When that same survey asked Arkansans if they would be more or less likely to support a candidate who voted for the Affordable Care Act, 55 percent said “less likely.” It’s not surprising that Arkansans who reflexively hate Obama also heap scorn on Obamacare. But a good number of those same red-tinted voters also support a minimum wage hike. Why?


Public suspicion about the ACA is not unreasonable, especially after the embarrassing caricature of flailing governmental incompetence that accompanied the rollout last fall. Although the problems with the federal site are now largely fixed, Obamacare remains an unproven program.

But the real fuel for conservative animosity, as evidenced by a safari into the comments section of any online article about the ACA, isn’t about the functionality of the program. It’s about handouts, or the idea thereof. It’s the image of an outstretched palm (maybe a brown one) grasping for a slice of tax revenue. People don’t like the idea of paying workers below a living wage for the same reason they don’t like the idea of giving away health care: It insults their sense of justice.


Regardless of ideological affiliation, the majority of America feels deeply that the existing order of things is unfair, that labor and effort have come uncoupled from reward. There’s consensus that the country is intolerably rigged in favor of those with power, but profound disagreement about who’s winning and who’s losing. The sense of frustration and injustice that generates support for a higher minimum wage comes from the same place as populist anger over “takers” who “live off the government.”
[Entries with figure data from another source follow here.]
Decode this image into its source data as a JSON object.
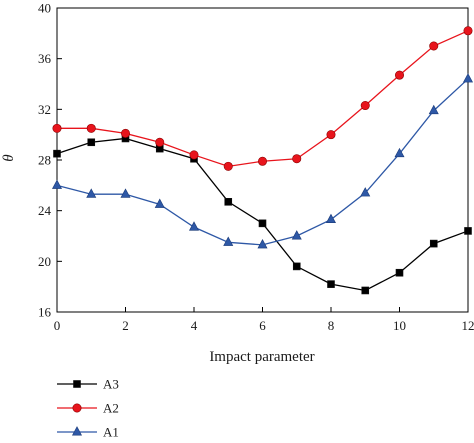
{
  "chart_data": {
    "type": "line",
    "xlabel": "Impact parameter",
    "ylabel": "θ",
    "xlim": [
      0,
      12
    ],
    "ylim": [
      16,
      40
    ],
    "xticks": [
      0,
      2,
      4,
      6,
      8,
      10,
      12
    ],
    "yticks": [
      16,
      20,
      24,
      28,
      32,
      36,
      40
    ],
    "x": [
      0,
      1,
      2,
      3,
      4,
      5,
      6,
      7,
      8,
      9,
      10,
      11,
      12
    ],
    "grid": false,
    "legend_position": "bottom-left",
    "series": [
      {
        "name": "A3",
        "color": "#000000",
        "marker": "square",
        "values": [
          28.5,
          29.4,
          29.7,
          28.9,
          28.1,
          24.7,
          23.0,
          19.6,
          18.2,
          17.7,
          19.1,
          21.4,
          22.4
        ]
      },
      {
        "name": "A2",
        "color": "#e8141c",
        "marker": "circle",
        "values": [
          30.5,
          30.5,
          30.1,
          29.4,
          28.4,
          27.5,
          27.9,
          28.1,
          30.0,
          32.3,
          34.7,
          37.0,
          38.2
        ]
      },
      {
        "name": "A1",
        "color": "#2e58a6",
        "marker": "triangle",
        "values": [
          26.0,
          25.3,
          25.3,
          24.5,
          22.7,
          21.5,
          21.3,
          22.0,
          23.3,
          25.4,
          28.5,
          31.9,
          34.4
        ]
      }
    ]
  }
}
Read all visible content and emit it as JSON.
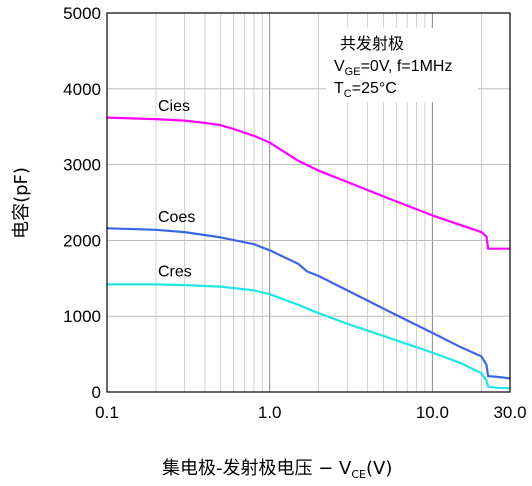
{
  "chart_data": {
    "type": "line",
    "xscale": "log",
    "xlim": [
      0.1,
      30.0
    ],
    "ylim": [
      0,
      5000
    ],
    "x_ticks": [
      0.1,
      1.0,
      10.0,
      30.0
    ],
    "x_tick_labels": [
      "0.1",
      "1.0",
      "10.0",
      "30.0"
    ],
    "y_ticks": [
      0,
      1000,
      2000,
      3000,
      4000,
      5000
    ],
    "y_tick_labels": [
      "0",
      "1000",
      "2000",
      "3000",
      "4000",
      "5000"
    ],
    "ylabel": "电容(pF)",
    "xlabel": {
      "main": "集电极-发射极电压 − V",
      "sub": "CE",
      "unit": "(V)"
    },
    "grid": true,
    "conditions": {
      "line1": "共发射极",
      "line2": {
        "a": "V",
        "a_sub": "GE",
        "b": "=0V, f=1MHz"
      },
      "line3": {
        "a": "T",
        "a_sub": "C",
        "b": "=25°C"
      }
    },
    "series": [
      {
        "name": "Cies",
        "color": "#ff00ff",
        "x": [
          0.1,
          0.2,
          0.3,
          0.4,
          0.5,
          0.6,
          0.8,
          1.0,
          1.5,
          2.0,
          3.0,
          5.0,
          10.0,
          15.0,
          20.0,
          21.5,
          22.0,
          30.0
        ],
        "y": [
          3620,
          3600,
          3580,
          3550,
          3520,
          3470,
          3380,
          3290,
          3050,
          2920,
          2770,
          2580,
          2330,
          2200,
          2110,
          2050,
          1890,
          1890
        ]
      },
      {
        "name": "Coes",
        "color": "#3a67e6",
        "x": [
          0.1,
          0.2,
          0.3,
          0.5,
          0.8,
          1.0,
          1.5,
          1.7,
          2.0,
          3.0,
          5.0,
          10.0,
          15.0,
          20.0,
          21.5,
          22.0,
          25.0,
          30.0
        ],
        "y": [
          2160,
          2140,
          2110,
          2040,
          1950,
          1870,
          1690,
          1590,
          1530,
          1340,
          1100,
          780,
          590,
          470,
          360,
          210,
          200,
          180
        ]
      },
      {
        "name": "Cres",
        "color": "#22e6e6",
        "x": [
          0.1,
          0.2,
          0.3,
          0.5,
          0.8,
          1.0,
          1.5,
          2.0,
          3.0,
          5.0,
          10.0,
          15.0,
          20.0,
          21.5,
          22.0,
          25.0,
          30.0
        ],
        "y": [
          1420,
          1420,
          1410,
          1390,
          1340,
          1290,
          1150,
          1040,
          900,
          740,
          520,
          380,
          250,
          150,
          70,
          55,
          50
        ]
      }
    ]
  }
}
In reality, of course, takers and workers are one and the same population. As with food stamps, the vast majority of the beneficiaries of ACA subsidies, including those eligible for nearly free coverage under the “private option” Medicaid expansion, do work. Many of them work two or three jobs at more than 50 hours per week and don’t have a whisper of health coverage to show for it, relying on free clinics and the ER to address their inevitable medical needs. Many others work part time or are unemployed, because it’s damn hard to find a decent job in this economy. But when conservatives visualize who’s getting new access to basic health care, they don’t see workers; they see takers.
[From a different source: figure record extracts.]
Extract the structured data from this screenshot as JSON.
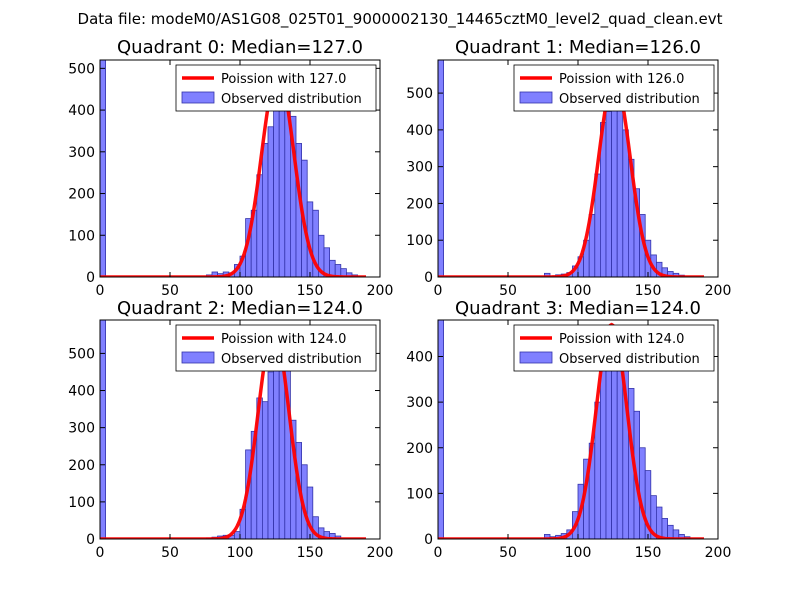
{
  "suptitle": "Data file: modeM0/AS1G08_025T01_9000002130_14465cztM0_level2_quad_clean.evt",
  "colors": {
    "bar_fill": "#8080ff",
    "bar_edge": "#3333aa",
    "curve": "#ff0000",
    "axis": "#000000"
  },
  "chart_data": [
    {
      "type": "bar",
      "title": "Quadrant 0: Median=127.0",
      "xlim": [
        0,
        200
      ],
      "ylim": [
        0,
        520
      ],
      "xticks": [
        "0",
        "50",
        "100",
        "150",
        "200"
      ],
      "yticks": [
        "0",
        "100",
        "200",
        "300",
        "400",
        "500"
      ],
      "legend": [
        "Poission with 127.0",
        "Observed distribution"
      ],
      "legend_position": "top-right",
      "median": 127.0,
      "curve_peak": 490,
      "curve_sigma": 11.5,
      "bin_width": 4,
      "bins": [
        [
          0,
          520
        ],
        [
          76,
          5
        ],
        [
          80,
          12
        ],
        [
          84,
          8
        ],
        [
          88,
          12
        ],
        [
          92,
          10
        ],
        [
          96,
          30
        ],
        [
          100,
          50
        ],
        [
          104,
          140
        ],
        [
          108,
          160
        ],
        [
          112,
          245
        ],
        [
          116,
          320
        ],
        [
          120,
          360
        ],
        [
          124,
          470
        ],
        [
          128,
          490
        ],
        [
          132,
          470
        ],
        [
          136,
          385
        ],
        [
          140,
          320
        ],
        [
          144,
          280
        ],
        [
          148,
          180
        ],
        [
          152,
          160
        ],
        [
          156,
          100
        ],
        [
          160,
          70
        ],
        [
          164,
          40
        ],
        [
          168,
          30
        ],
        [
          172,
          20
        ],
        [
          176,
          10
        ],
        [
          180,
          5
        ]
      ]
    },
    {
      "type": "bar",
      "title": "Quadrant 1: Median=126.0",
      "xlim": [
        0,
        200
      ],
      "ylim": [
        0,
        590
      ],
      "xticks": [
        "0",
        "50",
        "100",
        "150",
        "200"
      ],
      "yticks": [
        "0",
        "100",
        "200",
        "300",
        "400",
        "500"
      ],
      "legend": [
        "Poission with 126.0",
        "Observed distribution"
      ],
      "legend_position": "top-right",
      "median": 126.0,
      "curve_peak": 540,
      "curve_sigma": 11.2,
      "bin_width": 4,
      "bins": [
        [
          0,
          590
        ],
        [
          76,
          10
        ],
        [
          80,
          3
        ],
        [
          84,
          6
        ],
        [
          88,
          8
        ],
        [
          92,
          12
        ],
        [
          96,
          30
        ],
        [
          100,
          55
        ],
        [
          104,
          100
        ],
        [
          108,
          170
        ],
        [
          112,
          280
        ],
        [
          116,
          420
        ],
        [
          120,
          450
        ],
        [
          124,
          570
        ],
        [
          128,
          460
        ],
        [
          132,
          400
        ],
        [
          136,
          320
        ],
        [
          140,
          240
        ],
        [
          144,
          170
        ],
        [
          148,
          100
        ],
        [
          152,
          60
        ],
        [
          156,
          40
        ],
        [
          160,
          25
        ],
        [
          164,
          15
        ],
        [
          168,
          10
        ],
        [
          172,
          5
        ]
      ]
    },
    {
      "type": "bar",
      "title": "Quadrant 2: Median=124.0",
      "xlim": [
        0,
        200
      ],
      "ylim": [
        0,
        590
      ],
      "xticks": [
        "0",
        "50",
        "100",
        "150",
        "200"
      ],
      "yticks": [
        "0",
        "100",
        "200",
        "300",
        "400",
        "500"
      ],
      "legend": [
        "Poission with 124.0",
        "Observed distribution"
      ],
      "legend_position": "top-right",
      "median": 124.0,
      "curve_peak": 565,
      "curve_sigma": 11.0,
      "bin_width": 4,
      "bins": [
        [
          0,
          590
        ],
        [
          76,
          3
        ],
        [
          80,
          5
        ],
        [
          84,
          8
        ],
        [
          88,
          10
        ],
        [
          92,
          10
        ],
        [
          96,
          20
        ],
        [
          100,
          80
        ],
        [
          104,
          240
        ],
        [
          108,
          290
        ],
        [
          112,
          380
        ],
        [
          116,
          370
        ],
        [
          120,
          450
        ],
        [
          124,
          520
        ],
        [
          128,
          560
        ],
        [
          132,
          480
        ],
        [
          136,
          320
        ],
        [
          140,
          260
        ],
        [
          144,
          200
        ],
        [
          148,
          140
        ],
        [
          152,
          60
        ],
        [
          156,
          30
        ],
        [
          160,
          20
        ],
        [
          164,
          15
        ],
        [
          168,
          8
        ]
      ]
    },
    {
      "type": "bar",
      "title": "Quadrant 3: Median=124.0",
      "xlim": [
        0,
        200
      ],
      "ylim": [
        0,
        480
      ],
      "xticks": [
        "0",
        "50",
        "100",
        "150",
        "200"
      ],
      "yticks": [
        "0",
        "100",
        "200",
        "300",
        "400"
      ],
      "legend": [
        "Poission with 124.0",
        "Observed distribution"
      ],
      "legend_position": "top-right",
      "median": 124.0,
      "curve_peak": 470,
      "curve_sigma": 11.0,
      "bin_width": 4,
      "bins": [
        [
          0,
          480
        ],
        [
          76,
          10
        ],
        [
          80,
          5
        ],
        [
          84,
          8
        ],
        [
          88,
          12
        ],
        [
          92,
          20
        ],
        [
          96,
          60
        ],
        [
          100,
          120
        ],
        [
          104,
          175
        ],
        [
          108,
          210
        ],
        [
          112,
          300
        ],
        [
          116,
          370
        ],
        [
          120,
          420
        ],
        [
          124,
          460
        ],
        [
          128,
          420
        ],
        [
          132,
          370
        ],
        [
          136,
          330
        ],
        [
          140,
          280
        ],
        [
          144,
          200
        ],
        [
          148,
          150
        ],
        [
          152,
          95
        ],
        [
          156,
          70
        ],
        [
          160,
          45
        ],
        [
          164,
          30
        ],
        [
          168,
          20
        ],
        [
          172,
          10
        ],
        [
          176,
          5
        ]
      ]
    }
  ]
}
To conservatives, this is about principle more than it is self-interest. Consider another question from the AFSCME survey last summer that asked voters whether raising the minimum wage would increase the cost of goods and services; almost 75 percent said yes (despite the fact that there’s no evidence minimum wage hikes adversely affect economic growth). A majority of people think that a minimum wage hike might hurt them a bit, but a majority still thinks it’s the right thing to do. Why? Because it seems fair.